Burl Ives played the snowman who told the story of Rudolph. Legendary screen star Fred Astaire gave us the history of Kris Kringle in Santa Claus is Coming to Town. Jimmy Durante kept us glued while we watched Frosty.
And there were others – Andy Griffith, Red Skelton, Greer Garson, Roger Miller and so on. You can’t have a story without a storyteller, and these actually told our favorites at Christmas time.
- Max, the Grinch’s dog
I felt sorry for Max. That Grinch definitely was a mean one, and nobody put up with his heart being two sizes too small than poor ol’ Max.
His wooden antlers were too heavy. He didn’t get to ride in the sleigh. Max even had to pull it all by himself with the Grinch cracking the whip on him.

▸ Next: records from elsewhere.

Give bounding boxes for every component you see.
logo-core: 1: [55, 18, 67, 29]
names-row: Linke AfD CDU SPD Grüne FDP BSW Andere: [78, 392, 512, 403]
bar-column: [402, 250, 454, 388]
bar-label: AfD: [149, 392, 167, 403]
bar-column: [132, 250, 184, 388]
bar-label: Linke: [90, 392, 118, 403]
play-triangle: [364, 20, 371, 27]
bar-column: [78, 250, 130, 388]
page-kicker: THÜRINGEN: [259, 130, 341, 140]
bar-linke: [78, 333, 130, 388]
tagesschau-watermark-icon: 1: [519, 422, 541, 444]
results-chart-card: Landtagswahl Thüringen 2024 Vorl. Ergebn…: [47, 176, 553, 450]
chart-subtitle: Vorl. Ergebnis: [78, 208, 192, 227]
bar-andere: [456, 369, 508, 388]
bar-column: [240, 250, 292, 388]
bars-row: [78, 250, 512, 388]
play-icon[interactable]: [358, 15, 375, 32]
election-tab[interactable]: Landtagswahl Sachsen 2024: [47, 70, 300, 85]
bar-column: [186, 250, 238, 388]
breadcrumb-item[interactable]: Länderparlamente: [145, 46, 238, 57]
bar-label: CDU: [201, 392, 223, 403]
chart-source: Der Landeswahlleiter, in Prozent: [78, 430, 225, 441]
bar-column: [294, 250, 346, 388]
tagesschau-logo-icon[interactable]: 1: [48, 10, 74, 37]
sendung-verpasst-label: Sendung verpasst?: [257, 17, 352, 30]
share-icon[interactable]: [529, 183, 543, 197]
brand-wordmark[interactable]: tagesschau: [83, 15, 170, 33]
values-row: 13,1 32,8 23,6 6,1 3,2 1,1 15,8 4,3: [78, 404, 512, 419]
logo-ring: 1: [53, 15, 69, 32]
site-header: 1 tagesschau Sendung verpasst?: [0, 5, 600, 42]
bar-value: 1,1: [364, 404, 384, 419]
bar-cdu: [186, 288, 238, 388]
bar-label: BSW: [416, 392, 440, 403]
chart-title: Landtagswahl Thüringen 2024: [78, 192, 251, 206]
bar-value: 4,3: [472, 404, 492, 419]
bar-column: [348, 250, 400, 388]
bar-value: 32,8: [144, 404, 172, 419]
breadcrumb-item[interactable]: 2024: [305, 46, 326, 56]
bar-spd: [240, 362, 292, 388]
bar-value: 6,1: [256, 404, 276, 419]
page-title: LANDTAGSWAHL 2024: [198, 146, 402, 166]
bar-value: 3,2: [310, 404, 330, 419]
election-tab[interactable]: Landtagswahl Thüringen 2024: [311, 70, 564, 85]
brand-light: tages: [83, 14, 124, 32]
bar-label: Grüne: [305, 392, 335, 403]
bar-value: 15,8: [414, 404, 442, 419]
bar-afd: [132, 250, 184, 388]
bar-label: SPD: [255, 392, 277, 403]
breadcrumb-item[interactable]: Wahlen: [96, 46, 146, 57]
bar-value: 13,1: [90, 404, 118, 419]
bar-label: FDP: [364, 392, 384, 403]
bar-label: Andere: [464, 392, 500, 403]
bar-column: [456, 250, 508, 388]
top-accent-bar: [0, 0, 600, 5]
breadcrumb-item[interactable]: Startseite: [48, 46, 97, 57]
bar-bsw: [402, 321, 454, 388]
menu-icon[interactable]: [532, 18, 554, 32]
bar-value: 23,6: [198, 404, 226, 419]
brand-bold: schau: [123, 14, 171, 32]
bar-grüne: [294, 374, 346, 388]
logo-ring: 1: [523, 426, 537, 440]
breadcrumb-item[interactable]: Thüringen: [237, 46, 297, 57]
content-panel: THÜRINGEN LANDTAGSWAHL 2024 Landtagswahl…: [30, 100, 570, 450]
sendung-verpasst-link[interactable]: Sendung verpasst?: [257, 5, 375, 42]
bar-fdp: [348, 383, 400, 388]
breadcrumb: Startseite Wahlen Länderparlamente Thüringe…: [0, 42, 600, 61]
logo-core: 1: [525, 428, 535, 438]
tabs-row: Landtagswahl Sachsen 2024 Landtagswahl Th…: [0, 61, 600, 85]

But in the end, Cindy Loo Who offered him a piece of the roast beast, and all was well.
- Randy, the younger brother in A Christmas Story
There’s plenty of nominees from this holiday favorite. Flick getting his tongue stuck on the frozen flag pole, the “Old Man” and his leg lamp, even adult Ralphie doing the voiceover throughout the film is a prime candidate.
However, Randy’s laugh sticks out for me. It’s a perfect little brother laugh. Plus, the poor kid looks miserable after his mom makes him wear all that winter gear; he can’t even put his arms to his sides. And when he falls down in the snow when Scut Farkus terrorizes the gang, Randy’s garb doesn’t allow him to get back up.
He’s a perfect complement for the frequent funny film found often at Christmas time.
- Fred Gailey, Miracle on 34th Street
The name may not come immediately to mind. Fred Gailey is the attorney neighbor who offers Kris Kringle to stay at his place in this classic favorite.
The story has fascinating twists, and it’s fun to watch how Kris passes the many tests to prove he is the real Santa Claus, but the plot takes an even higher stake when he goes on to a highly publicized trial, and Fred is there to represent Kris, pulling off an unbelievable victory.
- Clarence, It’s a Wonderful Life
Everybody loves George Bailey, and rightfully so. But when George is faced with the possibility of committing suicide, an unexpected character is there to save him in a rather unorthodox fashion.
Clarence is a welcoming sight at this point of the story. It’s a rather dark, stressful scenario that George experiences as he faces criminal charges and financial ruin. Clarence adds some comic relief while helping George understand how wonderful his life is. And it’s Clarence who provides the best line, written in the Tom Sawyer book that George finds among the pile of money, “No man is a failure who has friends.”
I conclude with the one who appears in the best scene of the best Christmas show ever. Linus is priceless. He may be Charlie Brown’s sidekick, but as the one who delivers the ultimate answer to Charlie Brown’s plea of wanting somebody to tell him what Christmas is all about, Linus is a superhero.
A Charlie Brown Christmas debuted 55 years ago, and even in a time of political correctness and discrediting Christianity, I am thankful this simple animated tale continues to be a light in the darkness, with Linus delivering the Good News.